Anas Al-Tikriti, a leader of the U.K Muslim Brotherhood has reacted angrily to a suggestion made by a British Muslim commentator that a pro-Ken Livingstone group known as Muslims 4 Ken played a role in the recent defeat of pro-Brotherhood London incumbent mayor Ken Livingstone. Previous posts have discussed efforts by the group, sponsored by the British Muslim Initiative (BMI) led by Al-Tikriti, to tarnish Livingtone’s opponent. One Interesting part of Al-Tikriti’s comments attempts to refute the idea that Muslims 4 Ken was an interjection of religion into U.K. politics:
Most detractors of the various campaigns that work under the Muslim title accuse them of attempting to bring religion into politics, and that no single campaign can possibly claim representation of all Muslims. So it’s fascinating, and a little bemusing, when no such criticism is made of the Christian parties that campaigned for the various elections in England and Wales last week. Also, and in hope that this matter is laid to rest, not a single campaign or organisation that carries the word ‘Muslim’ in its title has ever claimed that it represented all Muslims. Never. The Muslims4Ken campaign was an effort by a number of Muslims, not all Muslims, to support Livingstone’s attempt to win a third term as mayor, and must be seen as an ad hoc civil society movement that aims to engage Muslims in politics rather than leave them marginalised by the political process. What’s wrong with that?There was an Irish for Ken campaign, another with the name Afro-Caribbeans for Ken, and a friend of mine from Hendon informed me that he was working with a group of young Jewish professionals to make sure that their community backed Boris Johnson. So why do numerous commentators, including Muslims like Siddiqui, have such a problem with Muslims4Ken?

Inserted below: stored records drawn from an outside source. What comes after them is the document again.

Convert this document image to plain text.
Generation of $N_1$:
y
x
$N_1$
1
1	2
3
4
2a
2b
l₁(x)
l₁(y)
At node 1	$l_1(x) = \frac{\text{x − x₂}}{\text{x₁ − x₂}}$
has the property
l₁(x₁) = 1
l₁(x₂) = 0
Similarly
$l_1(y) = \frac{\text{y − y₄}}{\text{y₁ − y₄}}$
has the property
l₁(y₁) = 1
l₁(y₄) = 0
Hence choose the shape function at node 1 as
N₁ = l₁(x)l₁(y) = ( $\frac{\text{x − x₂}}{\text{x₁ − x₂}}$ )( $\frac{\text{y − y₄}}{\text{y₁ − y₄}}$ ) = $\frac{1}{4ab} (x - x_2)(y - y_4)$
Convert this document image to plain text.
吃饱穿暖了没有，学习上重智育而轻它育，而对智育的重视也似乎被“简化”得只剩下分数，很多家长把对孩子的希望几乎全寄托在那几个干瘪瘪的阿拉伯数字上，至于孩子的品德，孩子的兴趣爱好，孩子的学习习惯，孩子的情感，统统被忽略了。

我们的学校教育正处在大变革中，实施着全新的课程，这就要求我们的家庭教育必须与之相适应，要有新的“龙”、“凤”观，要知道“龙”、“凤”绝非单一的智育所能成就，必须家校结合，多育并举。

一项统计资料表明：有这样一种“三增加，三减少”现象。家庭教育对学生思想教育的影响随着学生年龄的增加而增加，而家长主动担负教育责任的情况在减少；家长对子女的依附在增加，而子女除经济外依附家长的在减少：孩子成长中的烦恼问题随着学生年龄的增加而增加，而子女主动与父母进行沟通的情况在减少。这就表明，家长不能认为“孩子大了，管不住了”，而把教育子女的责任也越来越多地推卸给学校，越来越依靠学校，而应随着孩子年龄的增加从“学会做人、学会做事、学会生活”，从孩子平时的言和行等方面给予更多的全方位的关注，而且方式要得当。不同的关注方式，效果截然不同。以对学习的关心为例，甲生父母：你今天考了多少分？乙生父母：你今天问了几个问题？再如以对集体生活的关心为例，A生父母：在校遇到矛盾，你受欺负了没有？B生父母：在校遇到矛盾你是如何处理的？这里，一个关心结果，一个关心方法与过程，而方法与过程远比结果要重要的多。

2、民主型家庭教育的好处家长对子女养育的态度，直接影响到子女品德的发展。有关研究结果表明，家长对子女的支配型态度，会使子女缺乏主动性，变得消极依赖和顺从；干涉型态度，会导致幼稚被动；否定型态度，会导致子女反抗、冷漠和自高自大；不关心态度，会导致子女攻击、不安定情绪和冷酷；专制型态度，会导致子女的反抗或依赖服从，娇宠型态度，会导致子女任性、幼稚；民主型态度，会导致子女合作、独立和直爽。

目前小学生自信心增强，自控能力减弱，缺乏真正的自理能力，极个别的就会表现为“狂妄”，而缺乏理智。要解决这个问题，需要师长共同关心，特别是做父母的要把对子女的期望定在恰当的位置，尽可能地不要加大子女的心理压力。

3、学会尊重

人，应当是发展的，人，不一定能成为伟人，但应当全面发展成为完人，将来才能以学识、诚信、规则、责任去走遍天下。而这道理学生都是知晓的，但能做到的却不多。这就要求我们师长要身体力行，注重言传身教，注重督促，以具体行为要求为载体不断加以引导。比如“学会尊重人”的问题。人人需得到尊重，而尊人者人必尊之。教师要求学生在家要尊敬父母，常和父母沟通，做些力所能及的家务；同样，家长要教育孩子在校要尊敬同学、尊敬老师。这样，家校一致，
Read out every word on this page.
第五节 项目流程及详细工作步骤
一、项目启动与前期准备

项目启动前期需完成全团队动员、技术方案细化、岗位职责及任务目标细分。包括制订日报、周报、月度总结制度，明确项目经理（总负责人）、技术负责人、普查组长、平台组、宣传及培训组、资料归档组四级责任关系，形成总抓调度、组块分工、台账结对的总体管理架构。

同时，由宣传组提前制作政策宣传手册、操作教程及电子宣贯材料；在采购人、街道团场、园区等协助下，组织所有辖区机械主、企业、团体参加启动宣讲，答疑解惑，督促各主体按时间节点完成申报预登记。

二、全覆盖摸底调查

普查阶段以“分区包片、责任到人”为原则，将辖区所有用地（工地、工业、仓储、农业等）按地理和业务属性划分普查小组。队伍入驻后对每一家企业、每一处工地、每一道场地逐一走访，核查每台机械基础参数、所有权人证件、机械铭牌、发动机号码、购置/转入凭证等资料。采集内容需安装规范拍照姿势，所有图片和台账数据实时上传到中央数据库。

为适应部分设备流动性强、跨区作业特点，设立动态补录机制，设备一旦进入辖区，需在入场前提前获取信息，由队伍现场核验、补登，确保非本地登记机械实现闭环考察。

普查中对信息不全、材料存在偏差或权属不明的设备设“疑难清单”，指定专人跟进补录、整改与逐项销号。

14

However, it should be noted that Al-Tikriti’s named examples, Afro-Americans and Irish for Ken groups, are based on ethnicity not religion and suggest that Al-Tikriti views being Muslim on a par with being African or Irish. This is consistent with the long-standing effort by the global Muslim Brotherhood to foster an Islamic identity devoid of ethic characteristic and built around Saudi/Muslim Brotherhood ideology.
Also interesting were Al-Tikriti’s comments on Egyptian Grand Mufti Sheikh Ali Gomaa:
While Andrew Gilligan and the ES may have become rabidly obsessed with the meeting between Ken and Qaradawi in 2004, it was interesting to see why they chose to omit any mention of a Cambridge University conference at which the Grand Mufti of Egypt, Sheikh Ali Gomaa, spoke. The Tory leader David Cameron praised his words, and the Times described him as the “wise Mufti”. It may have escaped Cameron’s attention that Gomaa espouses identical views on suicide bombings in Palestine and homosexuality as Sheikh Qaradawi, while his views on wife-beating are even more hardline.
It would seem that attacking the Tory opposition trumps what would normally appear as more bad publicity for the U.K. Muslim Brotherhood which has sponsored Sheikh Goma in the past.